Christopher Nosnibor

It’s been a few years since I last engaged with Simon Whetham’s work, which at least up to a certain point had a certain preoccupation with geography, or least location. In a sense – albeit somewhat tenuous, that relationship to place remains as a backdrop of sorts to Forced to Repeat Myself, which documents a tour (remember those?) in 2018.

Perhaps the absence of touring has driven many artists to review their archival recordings, and on Forced to Repeat Myself, Whetham contemplates the way in which touring drives a tendency toward homogeneity in terms of the way each night’s performance is assembled. For rock bands and acts performing compositions of a fixed nature, this is part and parcel; the repetition of set lists and even, over time, between-piece patter and introductions. But for artists whose work is based on improvisation, repetition is undesirable – after all, at what point does repetition become something rehearsed and preplanned?

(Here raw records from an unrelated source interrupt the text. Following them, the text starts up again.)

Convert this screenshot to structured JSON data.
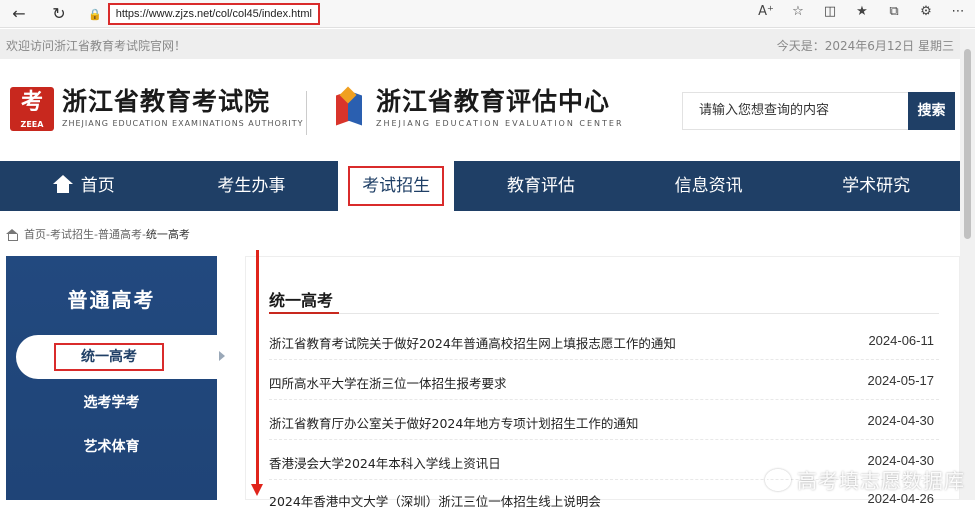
{
  "browser": {
    "url": "https://www.zjzs.net/col/col45/index.html",
    "back_icon": "back-arrow-icon",
    "refresh_icon": "refresh-icon"
  },
  "top_strip": {
    "welcome": "欢迎访问浙江省教育考试院官网！",
    "today": "今天是：2024年6月12日 星期三"
  },
  "header": {
    "logo1_mark": "考",
    "logo1_mark_sub": "ZEEA",
    "logo1_cn": "浙江省教育考试院",
    "logo1_en": "ZHEJIANG EDUCATION EXAMINATIONS AUTHORITY",
    "logo2_cn": "浙江省教育评估中心",
    "logo2_en": "ZHEJIANG EDUCATION EVALUATION CENTER",
    "search_placeholder": "请输入您想查询的内容",
    "search_button": "搜索"
  },
  "nav": {
    "items": [
      "首页",
      "考生办事",
      "考试招生",
      "教育评估",
      "信息资讯",
      "学术研究"
    ],
    "active_index": 2
  },
  "breadcrumb": {
    "path": "首页-考试招生-普通高考-",
    "current": "统一高考"
  },
  "sidebar": {
    "title": "普通高考",
    "items": [
      "统一高考",
      "选考学考",
      "艺术体育"
    ]
  },
  "content": {
    "title": "统一高考",
    "news": [
      {
        "title": "浙江省教育考试院关于做好2024年普通高校招生网上填报志愿工作的通知",
        "date": "2024-06-11"
      },
      {
        "title": "四所高水平大学在浙三位一体招生报考要求",
        "date": "2024-05-17"
      },
      {
        "title": "浙江省教育厅办公室关于做好2024年地方专项计划招生工作的通知",
        "date": "2024-04-30"
      },
      {
        "title": "香港浸会大学2024年本科入学线上资讯日",
        "date": "2024-04-30"
      },
      {
        "title": "2024年香港中文大学（深圳）浙江三位一体招生线上说明会",
        "date": "2024-04-26"
      }
    ]
  },
  "watermark": "高考填志愿数据库",
  "colors": {
    "nav_bg": "#1f3f66",
    "highlight_red": "#d92b2b",
    "sidebar_bg": "#22497f"
  }
}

As the accompanying text observes, ‘One characteristic aspect of the touring experience that is not discussed often enough is the dilemma of repetition. Not repetition as a mechanism of the work itself, but as a tedious consequence of being obligated to perform night after night in quick succession. Generating a completely unique performance for each stop, even with the assistance of improvisation, is a laborious undertaking that consumes too much time and sanity, while adhering to a rigid set of rules leaves one open to both burnout and diminishing returns. Is there a way to split the difference so that both performer and audience are always engaged to the highest standard?’

And so this is the context for Forced to Repeat Myself. As a document, it’s a curious one, and it may or may not be ironic that the cover art for Whetham’s ‘live’ album is a photograph of a venue with rows of empty seats. If it was indeed shot at one of the shows where Whetham performed on said tour or any other (and the presence of a flipchart suggests otherwise), it was surely during soundcheck. But then, history can be subject to so many manipulations, and the time and space begins to flake over the passage of the latter… the relevance of the track titles is unclear: they’re not dates, and this is not some kind of aural tour diary. Nor are the tracks really the same. Yes, Whetham does revert to certain tones and textures as one would expect from the same equipment operated within a more or less predetermined set length.

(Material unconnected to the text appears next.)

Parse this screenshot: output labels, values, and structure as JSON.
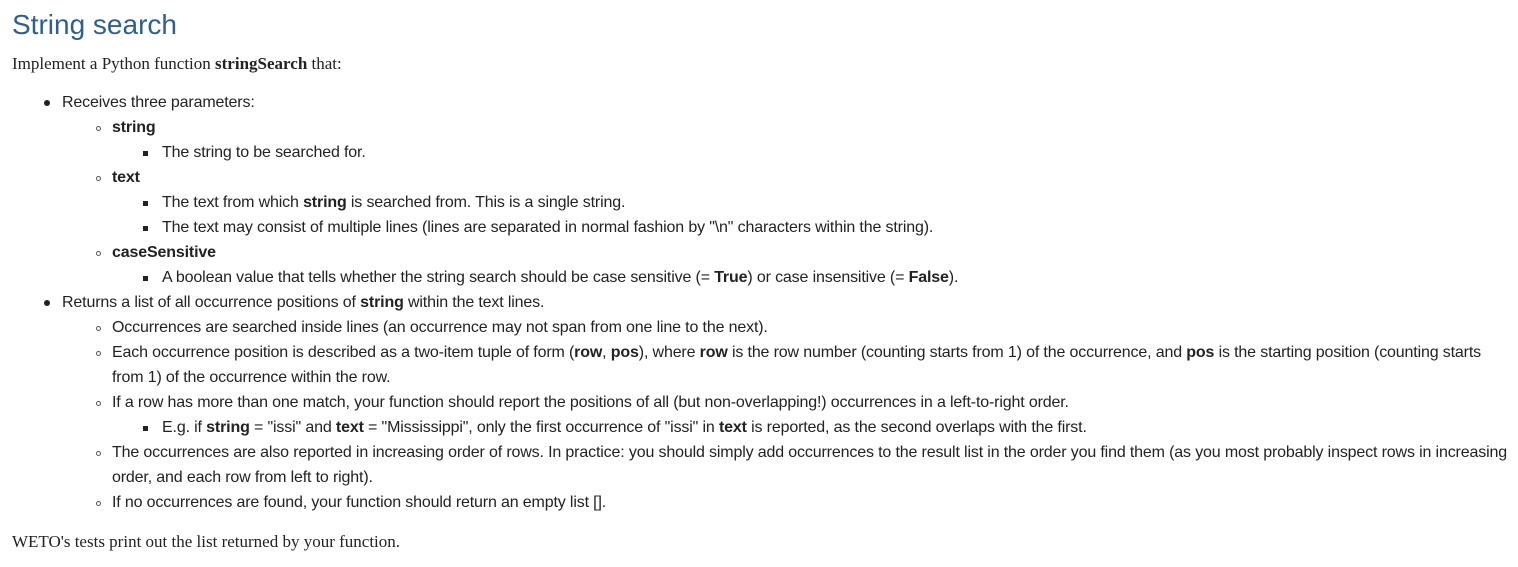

Random is only so random, and external factors invariably influence and direct the shape of things. That said, the same performance is never the same performance: different venues of different shapes and sizes, the kit run through a different PA, different audience responses… Life in lockdown may feel like perpetual groundhog day, but the reality is that we never live the same moment twice. No-one is more acutely aware of this than Whetham himself when he comments, “In each situation objects and materials unique to the space were incorporated into the performance setup and structure, generating sounds or resonating with them. And yet I could hear similar scenes, movements, even spaces. This repetition determined the dynamic of the composition, working with it and against it.”

And so we return to geography, location, in the most immediate of contexts. And over the course of the album’s eight pieces, the identifiable repetitions are few, as the same sounds are reworked, remixed, reimagined, and with each manipulation, however subtle, they’re a step or phase away from their previous version.

But over the course of the album we’re reminded just how strong Whetham’s ear is for texture and tone, and there is a spectacular abundance of crackling overdoing distortion, groaning drones humming clicking, bangs and scrapes and minimal electronic sounds colliding and vibrating against one another – hard and violently. The absence of audience sound and the up-close fixing of circuits mean that this doesn’t feel or sound like a live album, but it is, every inch, a hard sonic challenge.